Imbert denies US$6m fraud claim

(Trinidad Express) Works and Transport Minister Colm Imbert says “it is impossible” that he could have “spirited away US$6 million” from a stadium project in Grenada which his firm, ICS, carried out ten years ago, as has been claimed by two Opposition MPs in the Parliament and the subcontractor on the job, NH (International) Caribbean Ltd (NHIC).

Imbert did so in a statement he read at the beginning of Monday’s sitting of the House of Representatives at the Red House, Port of Spain.

“The allegations are and have always been absurd. A simple examination of the true facts, as opposed to the falsehoods that are being propagated, will demonstrate that the notion that I have somehow spirited away US$6 million and hidden it in a foreign bank account is preposterous,” Imbert said.

He said for the record, the project sum was US$23 million and not US$6 million, “as some may be led to assume from the allegations that have been made in this House”.

He did so in specific response to Opposition Caroni East MP Dr Tim Gopeesingh’s allegations in the Parliament on Friday, in which he revealed NHIC executive chairman Emile Elias had filed a complaint with the Integrity Commission against Imbert about the alleged US$6 million.
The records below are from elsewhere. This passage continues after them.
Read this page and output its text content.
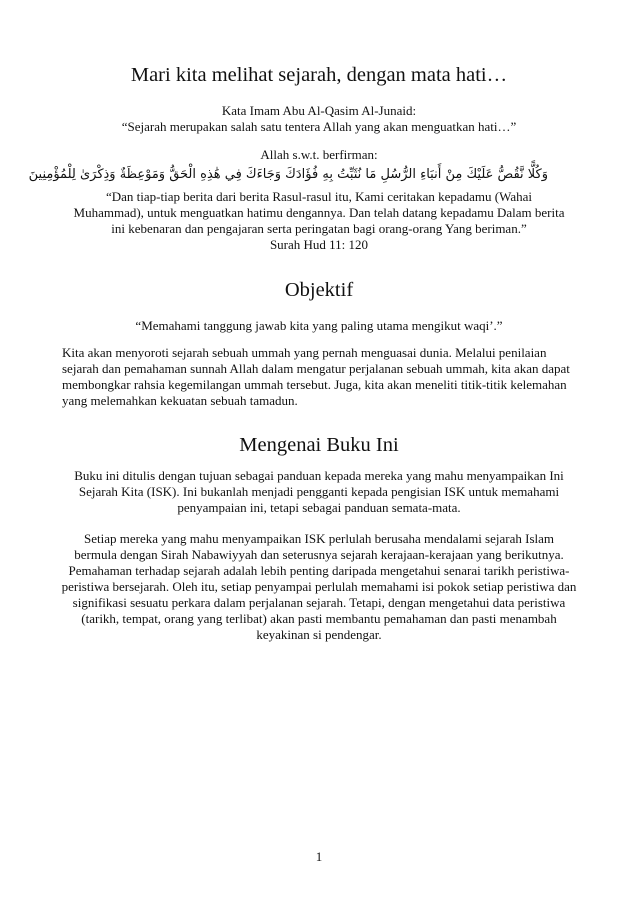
Mari kita melihat sejarah, dengan mata hati…
Kata Imam Abu Al-Qasim Al-Junaid:
“Sejarah merupakan salah satu tentera Allah yang akan menguatkan hati…”
Allah s.w.t. berfirman:
وَكُلًّا نَّقُصُّ عَلَيْكَ مِنْ أَنبَاءِ الرُّسُلِ مَا نُثَبِّتُ بِهِ فُؤَادَكَ وَجَاءَكَ فِي هَٰذِهِ الْحَقُّ وَمَوْعِظَةٌ وَذِكْرَىٰ لِلْمُؤْمِنِينَ
“Dan tiap-tiap berita dari berita Rasul-rasul itu, Kami ceritakan kepadamu (Wahai
Muhammad), untuk menguatkan hatimu dengannya. Dan telah datang kepadamu Dalam berita
ini kebenaran dan pengajaran serta peringatan bagi orang-orang Yang beriman.”
Surah Hud 11: 120
Objektif
“Memahami tanggung jawab kita yang paling utama mengikut waqi’.”
Kita akan menyoroti sejarah sebuah ummah yang pernah menguasai dunia. Melalui penilaian
sejarah dan pemahaman sunnah Allah dalam mengatur perjalanan sebuah ummah, kita akan dapat
membongkar rahsia kegemilangan ummah tersebut. Juga, kita akan meneliti titik-titik kelemahan
yang melemahkan kekuatan sebuah tamadun.
Mengenai Buku Ini
Buku ini ditulis dengan tujuan sebagai panduan kepada mereka yang mahu menyampaikan Ini
Sejarah Kita (ISK). Ini bukanlah menjadi pengganti kepada pengisian ISK untuk memahami
penyampaian ini, tetapi sebagai panduan semata-mata.
Setiap mereka yang mahu menyampaikan ISK perlulah berusaha mendalami sejarah Islam
bermula dengan Sirah Nabawiyyah dan seterusnya sejarah kerajaan-kerajaan yang berikutnya.
Pemahaman terhadap sejarah adalah lebih penting daripada mengetahui senarai tarikh peristiwa-
peristiwa bersejarah. Oleh itu, setiap penyampai perlulah memahami isi pokok setiap peristiwa dan
signifikasi sesuatu perkara dalam perjalanan sejarah. Tetapi, dengan mengetahui data peristiwa
(tarikh, tempat, orang yang terlibat) akan pasti membantu pemahaman dan pasti menambah
keyakinan si pendengar.
1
Former Opposition chief whip Ramesh Lawrence Maharaj had first alleged Imbert failed to declare the US$6 million to the Integrity Commission in the Parliament on September 12, 2008.

“It should be noted that prior to Friday last, I had no knowledge of this latest complaint made about me to the Integrity Commission. I had not been informed that any such complaint had been made nor had a copy of the complaint or any particulars been sent to me,” Imbert said.
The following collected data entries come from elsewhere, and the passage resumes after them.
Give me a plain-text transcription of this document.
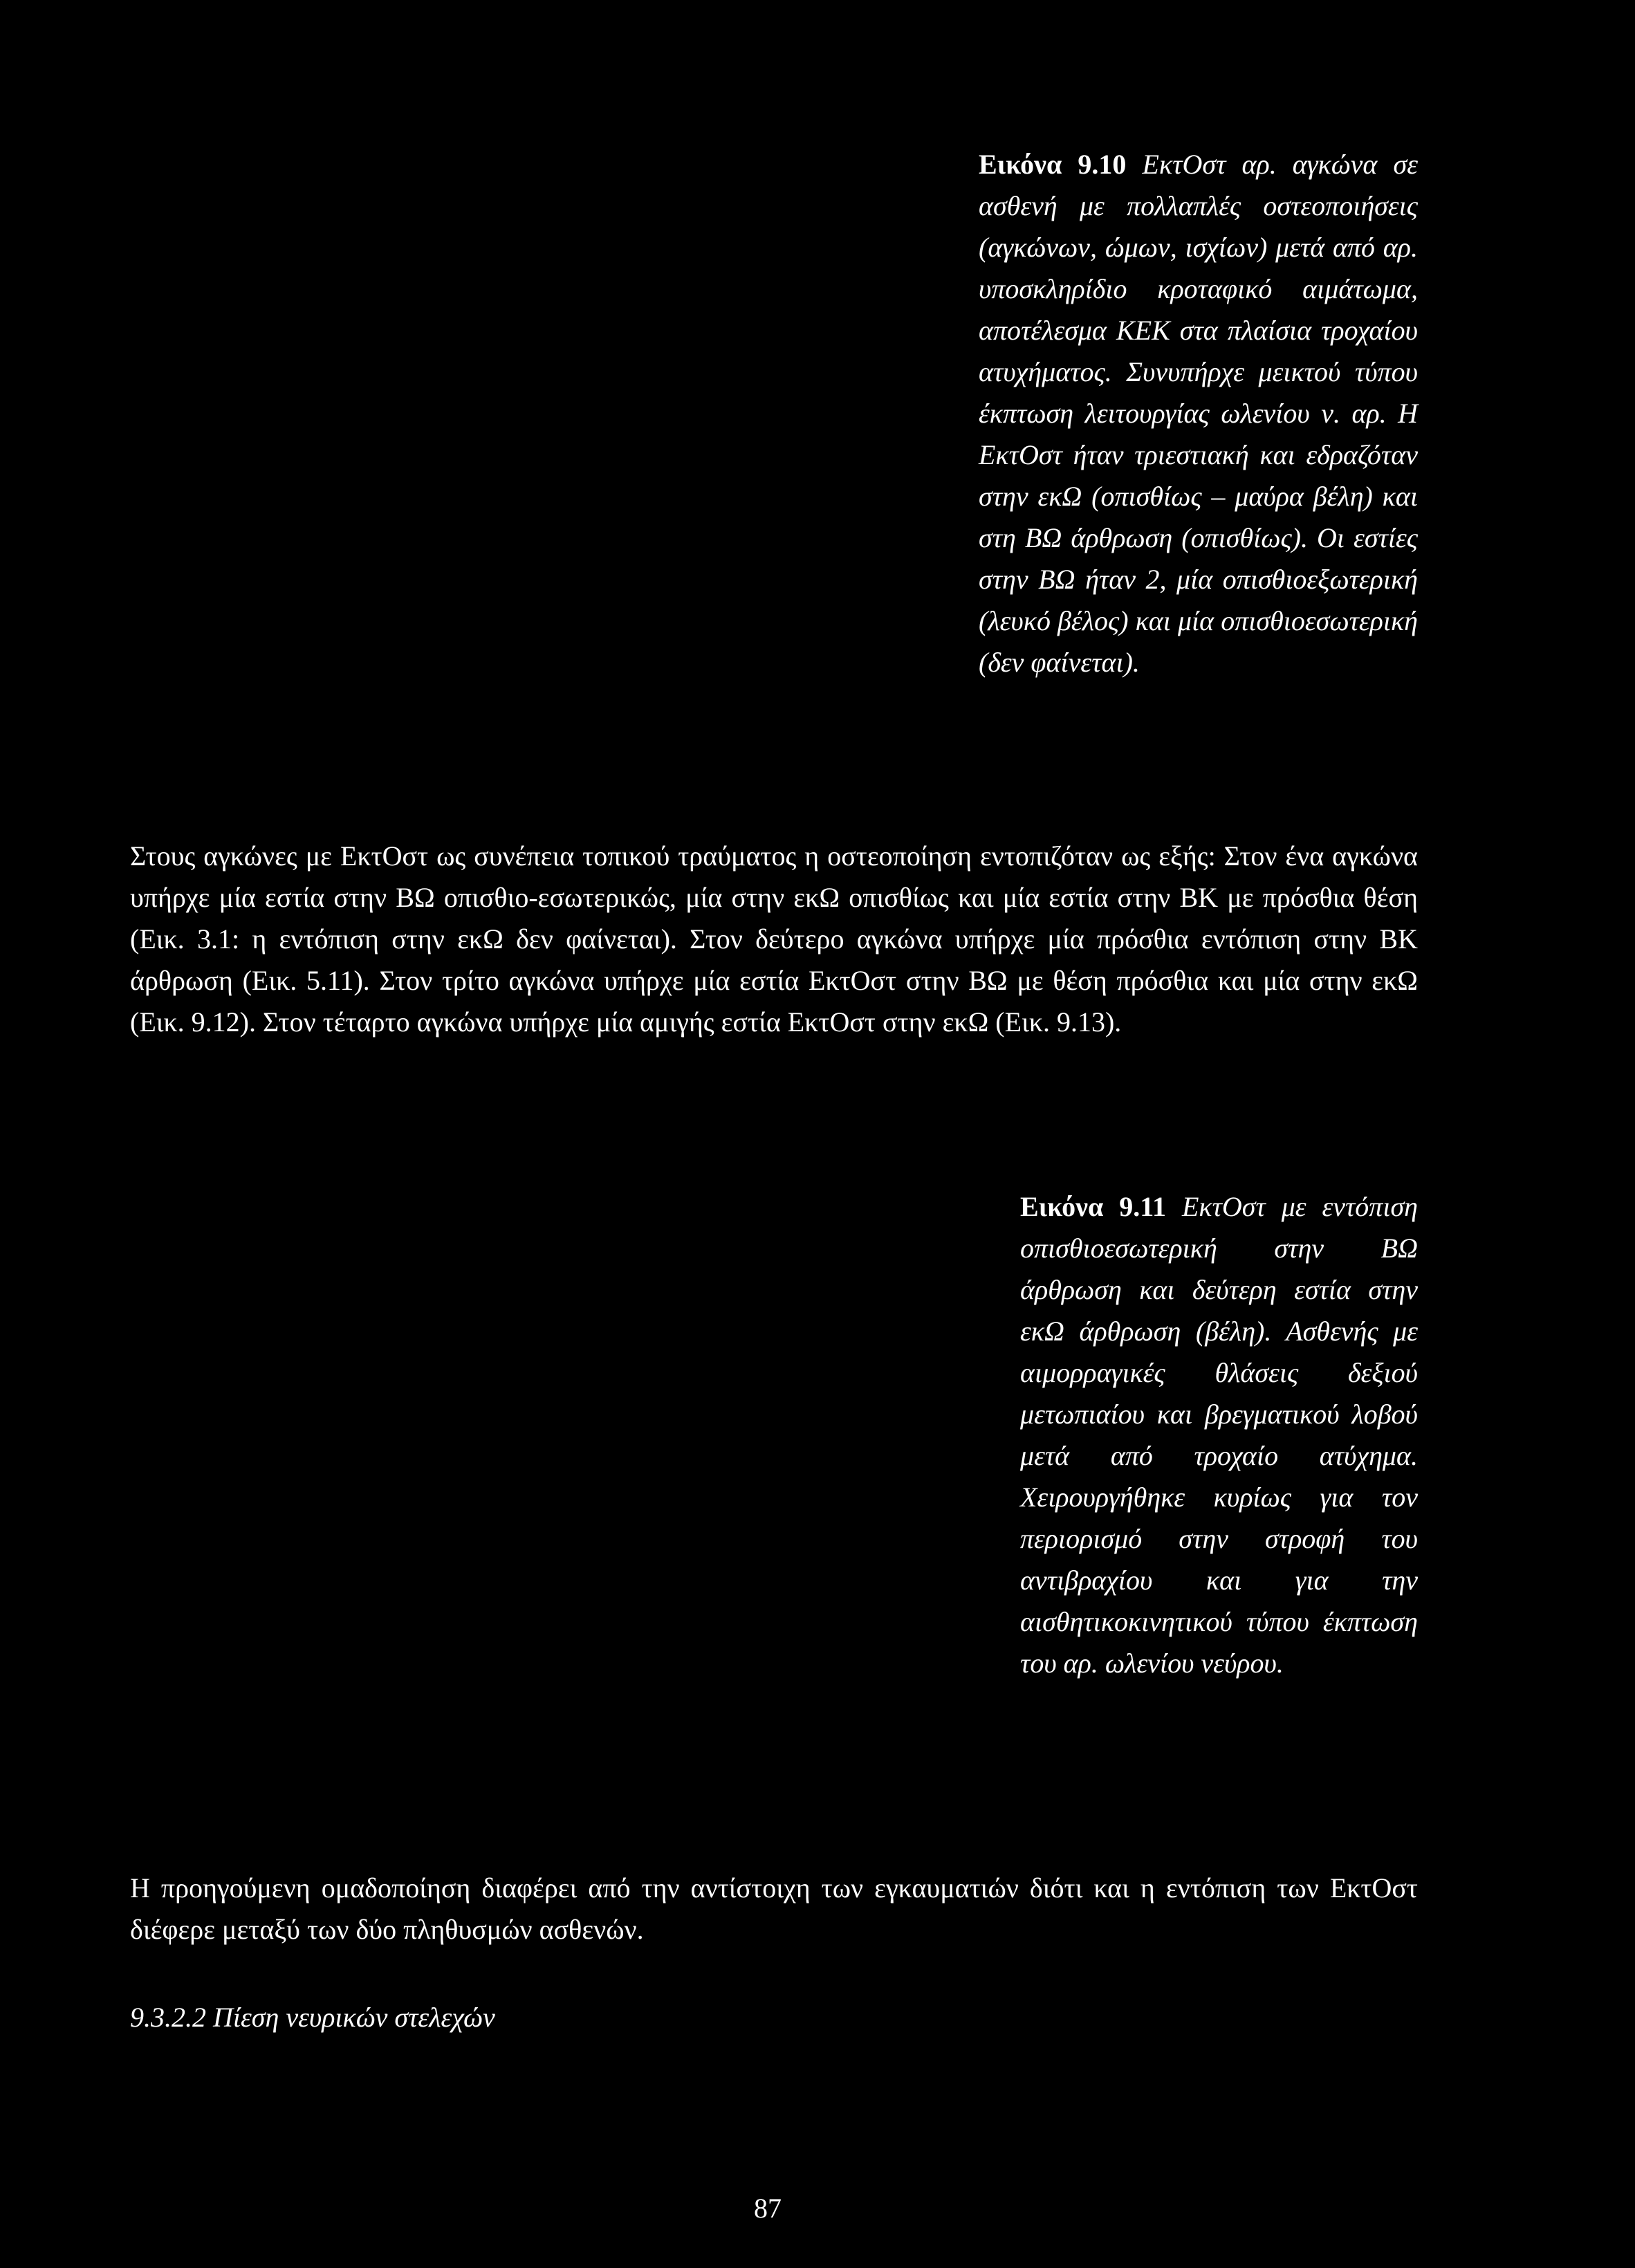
Εικόνα 9.10 ΕκτΟστ αρ. αγκώνα σε ασθενή με πολλαπλές οστεοποιήσεις (αγκώνων, ώμων, ισχίων) μετά από αρ. υποσκληρίδιο κροταφικό αιμάτωμα, αποτέλεσμα ΚΕΚ στα πλαίσια τροχαίου ατυχήματος. Συνυπήρχε μεικτού τύπου έκπτωση λειτουργίας ωλενίου ν. αρ. Η ΕκτΟστ ήταν τριεστιακή και εδραζόταν στην εκΩ (οπισθίως – μαύρα βέλη) και στη ΒΩ άρθρωση (οπισθίως). Οι εστίες στην ΒΩ ήταν 2, μία οπισθιοεξωτερική (λευκό βέλος) και μία οπισθιοεσωτερική (δεν φαίνεται).
Στους αγκώνες με ΕκτΟστ ως συνέπεια τοπικού τραύματος η οστεοποίηση εντοπιζόταν ως εξής: Στον ένα αγκώνα υπήρχε μία εστία στην ΒΩ οπισθιο-εσωτερικώς, μία στην εκΩ οπισθίως και μία εστία στην ΒΚ με πρόσθια θέση (Εικ. 3.1: η εντόπιση στην εκΩ δεν φαίνεται). Στον δεύτερο αγκώνα υπήρχε μία πρόσθια εντόπιση στην ΒΚ άρθρωση (Εικ. 5.11). Στον τρίτο αγκώνα υπήρχε μία εστία ΕκτΟστ στην ΒΩ με θέση πρόσθια και μία στην εκΩ (Εικ. 9.12). Στον τέταρτο αγκώνα υπήρχε μία αμιγής εστία ΕκτΟστ στην εκΩ (Εικ. 9.13).
Εικόνα 9.11 ΕκτΟστ με εντόπιση οπισθιοεσωτερική στην ΒΩ άρθρωση και δεύτερη εστία στην εκΩ άρθρωση (βέλη). Ασθενής με αιμορραγικές θλάσεις δεξιού μετωπιαίου και βρεγματικού λοβού μετά από τροχαίο ατύχημα. Χειρουργήθηκε κυρίως για τον περιορισμό στην στροφή του αντιβραχίου και για την αισθητικοκινητικού τύπου έκπτωση του αρ. ωλενίου νεύρου.
Η προηγούμενη ομαδοποίηση διαφέρει από την αντίστοιχη των εγκαυματιών διότι και η εντόπιση των ΕκτΟστ διέφερε μεταξύ των δύο πληθυσμών ασθενών.
9.3.2.2 Πίεση νευρικών στελεχών
87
He even “thanked” Gopeesingh for alerting him that Elias had made a second complaint against him to the Integrity Commission, but wondered “what motivated” the Opposition MP to raise the matter last Friday.
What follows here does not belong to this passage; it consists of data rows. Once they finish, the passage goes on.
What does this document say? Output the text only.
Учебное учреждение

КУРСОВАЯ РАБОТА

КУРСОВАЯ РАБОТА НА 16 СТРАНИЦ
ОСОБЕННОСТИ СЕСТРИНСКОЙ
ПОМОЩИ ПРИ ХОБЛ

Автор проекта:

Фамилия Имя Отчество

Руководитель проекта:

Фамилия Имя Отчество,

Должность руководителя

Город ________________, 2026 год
Noting that the subcontractor’s services on the project had been terminated in 1999 after disputes arose over its performance, Imbert said the National Stadium Corporation, the owner of the Grenada stadium project, obtained a judgment in its favour in Grenada in 2004, “in the sum of EC$13.45 million (US$5 million)“ and added that the ruling has since been registered in the court in Trinidad.

He said it should be noted that in addition to the additional US$5 million spent by National Stadium to complete the project “over and above the funds available” for it, including the so-called “missing” US$6 million, a further US$2.7 million of the funds raised by National Stadium for the construction of the project has been frozen in Trinidad by a court order since 1999.